Lionel Shriver est une romancière américaine qui a l’art d’aborder les sujets qui fâchent sans détour, voire même avec une certaine forme de radicalité. Le politically incorrect est pour elle une véritable marque de fabrique. On se souvient du choc de lecture provoqué par son roman, « Il faut qu’on parle de Kevin », lauréat de l’Orange Prize 2005 . Elle y dénonçait les défaillances du système d’éducation américain à travers le personnage d’un enfant psychopathe, tueur de masse et sa relation conflictuelle avec sa mère.
Elle revient aujourd’hui avec un roman sur toutes les obsessions que nos sociétés développent autour du rapport à la nourriture, que ce soit à travers ses excès ou ses restrictions.
Pour avoir perdu son frère Greg des suites d’une obésité morbide, l’auteur connaît plus que bien son sujet.

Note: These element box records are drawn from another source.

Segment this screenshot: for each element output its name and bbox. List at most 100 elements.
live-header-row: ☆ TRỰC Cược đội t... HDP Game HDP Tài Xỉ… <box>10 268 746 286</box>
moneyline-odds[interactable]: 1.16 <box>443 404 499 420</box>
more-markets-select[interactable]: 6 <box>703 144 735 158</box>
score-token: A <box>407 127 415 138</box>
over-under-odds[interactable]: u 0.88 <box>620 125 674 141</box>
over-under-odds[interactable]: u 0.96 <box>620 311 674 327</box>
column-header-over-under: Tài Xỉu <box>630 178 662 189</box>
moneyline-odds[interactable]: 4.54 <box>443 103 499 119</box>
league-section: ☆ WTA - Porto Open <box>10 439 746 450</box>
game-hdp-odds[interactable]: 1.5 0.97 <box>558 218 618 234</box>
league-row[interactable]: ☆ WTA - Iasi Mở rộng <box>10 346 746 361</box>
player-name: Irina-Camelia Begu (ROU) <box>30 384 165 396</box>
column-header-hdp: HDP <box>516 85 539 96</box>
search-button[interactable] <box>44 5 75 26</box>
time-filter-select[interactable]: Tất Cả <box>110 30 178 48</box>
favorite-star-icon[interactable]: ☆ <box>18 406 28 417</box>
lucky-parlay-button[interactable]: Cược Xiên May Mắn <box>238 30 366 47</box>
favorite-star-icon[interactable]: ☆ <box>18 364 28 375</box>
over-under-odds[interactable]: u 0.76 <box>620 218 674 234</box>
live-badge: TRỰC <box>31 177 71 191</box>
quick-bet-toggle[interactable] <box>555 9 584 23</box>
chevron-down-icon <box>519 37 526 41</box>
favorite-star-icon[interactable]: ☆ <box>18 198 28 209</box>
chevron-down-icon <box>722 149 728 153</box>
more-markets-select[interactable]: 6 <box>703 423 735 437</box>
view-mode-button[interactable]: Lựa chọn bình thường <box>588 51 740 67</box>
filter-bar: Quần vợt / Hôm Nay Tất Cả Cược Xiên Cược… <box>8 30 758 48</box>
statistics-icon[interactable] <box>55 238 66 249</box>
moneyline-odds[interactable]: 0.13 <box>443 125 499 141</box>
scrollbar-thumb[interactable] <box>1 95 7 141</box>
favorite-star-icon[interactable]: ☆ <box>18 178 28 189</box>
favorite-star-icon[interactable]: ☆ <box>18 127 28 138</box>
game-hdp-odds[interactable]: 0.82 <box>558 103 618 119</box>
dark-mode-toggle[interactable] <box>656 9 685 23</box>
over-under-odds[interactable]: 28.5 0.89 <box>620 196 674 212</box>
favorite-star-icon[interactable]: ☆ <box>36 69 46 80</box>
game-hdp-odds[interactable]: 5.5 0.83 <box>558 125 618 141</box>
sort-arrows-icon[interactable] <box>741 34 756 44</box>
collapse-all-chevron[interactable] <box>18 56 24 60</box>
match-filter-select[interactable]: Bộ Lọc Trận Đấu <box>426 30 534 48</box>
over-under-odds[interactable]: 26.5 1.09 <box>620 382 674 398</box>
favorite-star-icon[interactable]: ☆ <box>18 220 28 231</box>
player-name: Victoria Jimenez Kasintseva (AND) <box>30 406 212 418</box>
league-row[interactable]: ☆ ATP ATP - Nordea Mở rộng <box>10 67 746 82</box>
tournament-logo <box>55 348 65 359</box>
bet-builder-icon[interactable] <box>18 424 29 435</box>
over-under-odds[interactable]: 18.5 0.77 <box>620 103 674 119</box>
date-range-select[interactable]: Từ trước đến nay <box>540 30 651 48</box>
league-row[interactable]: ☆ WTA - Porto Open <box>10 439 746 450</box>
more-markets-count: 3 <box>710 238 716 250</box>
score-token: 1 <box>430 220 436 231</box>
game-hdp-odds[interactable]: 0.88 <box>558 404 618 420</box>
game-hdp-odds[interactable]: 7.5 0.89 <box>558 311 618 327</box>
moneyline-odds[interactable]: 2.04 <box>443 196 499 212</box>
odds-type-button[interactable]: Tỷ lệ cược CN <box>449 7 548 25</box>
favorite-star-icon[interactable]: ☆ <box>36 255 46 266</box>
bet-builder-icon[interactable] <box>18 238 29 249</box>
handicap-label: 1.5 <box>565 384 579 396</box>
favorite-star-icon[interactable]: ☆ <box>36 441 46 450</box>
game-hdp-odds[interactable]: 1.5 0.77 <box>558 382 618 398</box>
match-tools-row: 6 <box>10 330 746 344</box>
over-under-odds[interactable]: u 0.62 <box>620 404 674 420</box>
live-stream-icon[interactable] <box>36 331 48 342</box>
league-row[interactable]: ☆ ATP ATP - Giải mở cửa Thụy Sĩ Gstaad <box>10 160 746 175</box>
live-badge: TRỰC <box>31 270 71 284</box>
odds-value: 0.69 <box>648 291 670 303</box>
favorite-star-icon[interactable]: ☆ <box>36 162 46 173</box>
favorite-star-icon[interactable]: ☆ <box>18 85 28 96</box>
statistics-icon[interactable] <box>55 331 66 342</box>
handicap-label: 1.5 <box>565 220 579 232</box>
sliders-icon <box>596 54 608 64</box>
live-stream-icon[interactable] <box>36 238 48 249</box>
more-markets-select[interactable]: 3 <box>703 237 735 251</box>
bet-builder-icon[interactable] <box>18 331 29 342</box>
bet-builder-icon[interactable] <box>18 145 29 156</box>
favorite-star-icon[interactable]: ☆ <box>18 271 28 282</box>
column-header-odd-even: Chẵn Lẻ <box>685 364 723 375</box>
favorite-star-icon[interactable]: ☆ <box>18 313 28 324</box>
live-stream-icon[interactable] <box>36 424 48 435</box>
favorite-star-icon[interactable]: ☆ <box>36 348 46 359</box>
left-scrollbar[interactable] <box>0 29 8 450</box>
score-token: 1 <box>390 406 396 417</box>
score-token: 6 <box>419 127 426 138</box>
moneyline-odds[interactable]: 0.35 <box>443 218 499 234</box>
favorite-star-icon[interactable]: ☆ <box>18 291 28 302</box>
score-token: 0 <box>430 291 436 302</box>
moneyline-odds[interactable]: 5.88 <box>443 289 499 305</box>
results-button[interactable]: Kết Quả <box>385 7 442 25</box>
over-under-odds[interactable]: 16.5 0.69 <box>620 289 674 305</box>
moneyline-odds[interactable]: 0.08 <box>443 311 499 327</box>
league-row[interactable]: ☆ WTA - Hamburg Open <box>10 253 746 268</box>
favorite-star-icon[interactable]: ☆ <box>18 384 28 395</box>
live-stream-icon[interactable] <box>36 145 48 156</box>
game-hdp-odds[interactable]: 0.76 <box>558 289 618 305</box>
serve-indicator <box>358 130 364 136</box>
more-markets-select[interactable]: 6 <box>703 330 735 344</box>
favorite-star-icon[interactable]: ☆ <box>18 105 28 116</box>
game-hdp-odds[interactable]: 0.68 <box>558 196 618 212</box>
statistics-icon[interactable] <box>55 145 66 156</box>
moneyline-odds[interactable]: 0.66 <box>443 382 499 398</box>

Et quand la question qui se trouve au cœur de son livre est de savoir si pour sauver un proche de la spirale du surpoids on doit prendre le risque d’un éclatement de la cellule familiale, on se dit que ce texte exprime peut-être une forme de culpabilité de ne pas avoir réussi à sauver son frère des conséquences mortelles de sa maladie. Très inspiré de son histoire personnelle, ce texte n’est en rien un récit, c’est un roman où Edison le frère de l’héroïne emprunte à Greg le frère de l’auteure ses problèmes de poids et à son mari son métier de jazzman. Pour le reste tout est fiction.
Pandora, la quarantaine, est la femme de toutes les réussites. La société qu’elle dirige lui apporte argent et même renommée ; elle a épousé Fletcher qui a deux beaux enfants et ce mariage est un modèle de famille recomposée avec succès. Quand elle propose à son frère Edison de l’héberger, alors qu’il se trouve dans une mauvaise passe et totalement démuni, elle est loin d’imaginer qu’en allant le chercher à l’aéroport, alors qu’elle ne l’a pas vu depuis quatre ans, elle va le retrouver avec cent kilos de plus. Elle peine à reconnaître dans cet homme obèse celui qui, quelques années auparavant, était encore mince et flamboyant. Sachant que Fletcher son mari est un « control freaks » de la nourriture, obsédé de diététique et de santé, Pandora craint le pire et elle a bien raison. C’est tout son équilibre familial qui va être remis en question. Alors pour sauver ce frère qu’elle aime et dont elle a toujours été fière, elle fait le choix de tous les dangers pour elle, son couple, sa famille, son boulot…
Dans la Bible Genèse 4.9 il y a un passage qui résume le propos du livre: « l’Eternel dit à Caïn : où est ton frère Abel ? ; il répondit : je ne sais pas ; suis-je le gardien de mon frère ? » Cette dernière question est sans doute celle à laquelle Lionel Shriver tente de répondre tout au long du roman. Car si le thème du rapport au corps et à la nourriture lui offre un socle pour des réflexions passionnantes, celui de l’amour fraternel y est tout aussi essentiel voire même central. En fait c’est autant une histoire de « Brother » que de « Big ». En exergue de son livre, Lionel Shriver a choisi un titre du Daily Telegraph: « Une personne sur trois changerait un an de sa vie pour un corps parfait ». Et pour sauver un frère, serions-nous prêts à changer un an de notre vie? Avec ce regard acide et ce ton percutant qui n’appartiennent qu’à elle, Lionel Shriver nous livre un texte d’une rare férocité et d’une redoutable efficacité. Elle a un vrai talent pour les dialogues qui claquent et pour ouvrir notre appétit de lecture. Pour preuve, ce livre on l’engloutit d’une traite.